Wohl für kaum jemanden im politischen Geschäft dürfte das Jahr so schnell vergangen sein wie für Pistorius. Angesichts des russischen Krieges gegen die Ukraine unmittelbar vor der Haustür hat der 63-jährige SPD-Politiker das Amt in einer Bedrohungs- und Gefährdungslage übernommen, die Deutschland seit dem Ende des Kalten Krieges nicht mehr gesehen hat.
"Sie können nur gut führen, wenn Sie sich auch beraten lassen"
Schnellstmöglich musste sich der ehemalige Osnabrücker Oberbürgermeister und niedersächsische Innenminister einarbeiten. Mit der Debatte um die Lieferung deutscher Panzer und Flugabwehrsysteme an die Ukraine waren alle Augen auf den bisherigen Landespolitiker gerichtet, der seit dem 19. Januar plötzlich mit den Weihen eines Bundesministers ausgestattet war.
Den Anspruch an sich selbst hat er umgehend formuliert: „Sie können nur gut führen, wenn Sie sich auch beraten lassen und zuhören. Aber gleichzeitig entscheidungsfreudig und mutig sind“, sagte er dem Magazin „Spiegel“ kurz nach Amtsantritt. Und bekräftigte im Bundestag bei der Debatte zum Bericht der Wehrbeauftragten: „Wir müssen besser werden mit Blick auf die Herausforderungen, vor denen wir stehen.“
Eine erste Bilanz nach 100 Tagen im Amt klang sogar in der Opposition wohlwollend.
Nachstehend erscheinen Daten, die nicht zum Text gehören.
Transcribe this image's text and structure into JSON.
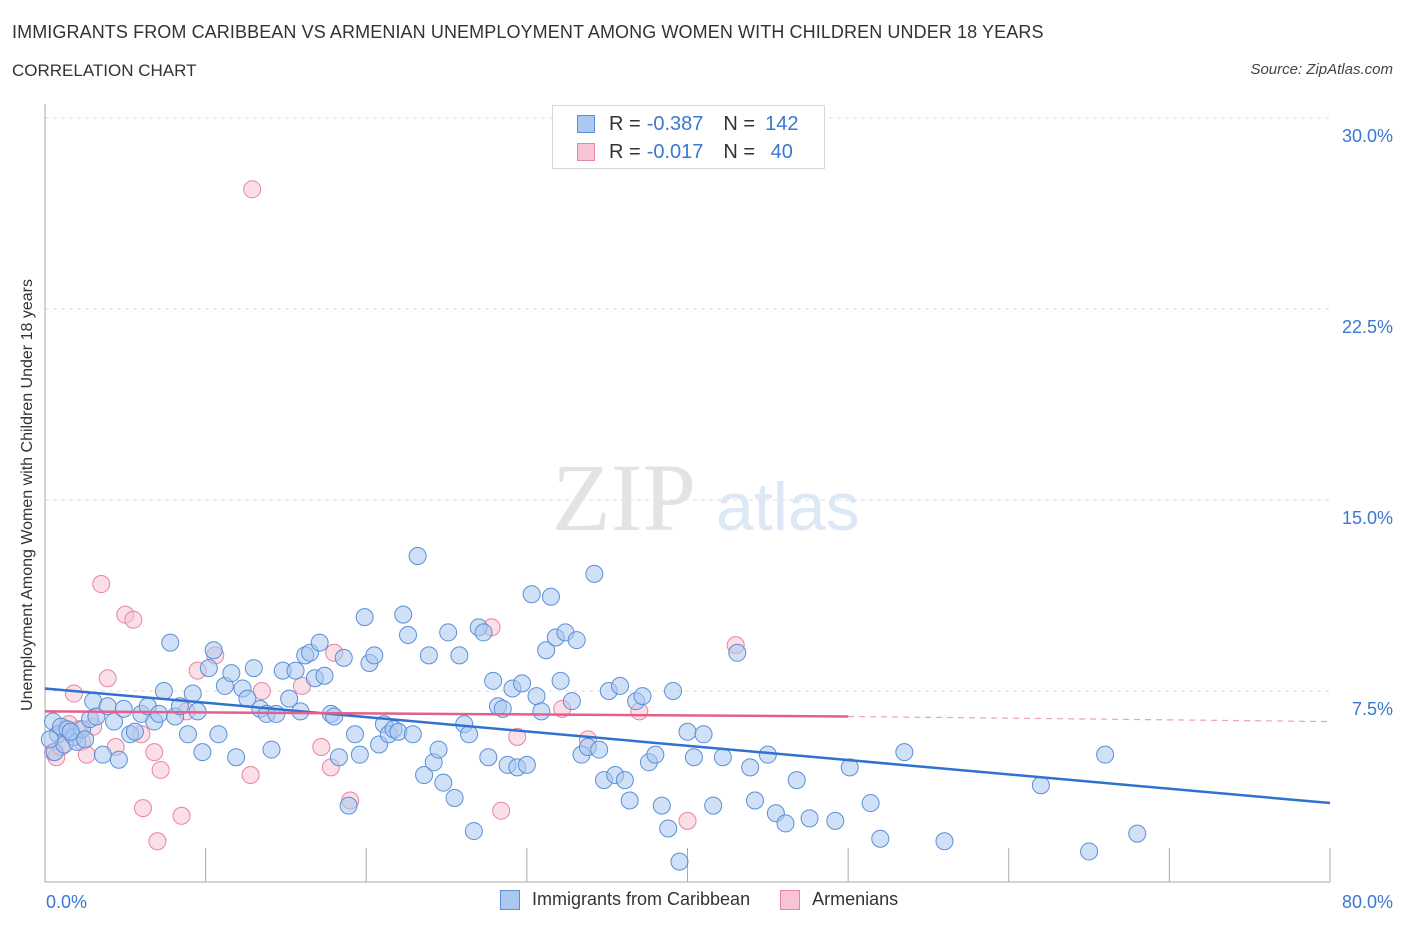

So gestand CDU-Verteidigungsexperte Johannes Wadephul im Deutschlandfunk ein, sich in der Annahme getäuscht zu haben, Pistorius sei als Verteidigungsminister nur eine B-Lösung gewesen; er mache sich ganz gut im Job. Ähnlich äußerten sich Militärexperten im akademischen Raum.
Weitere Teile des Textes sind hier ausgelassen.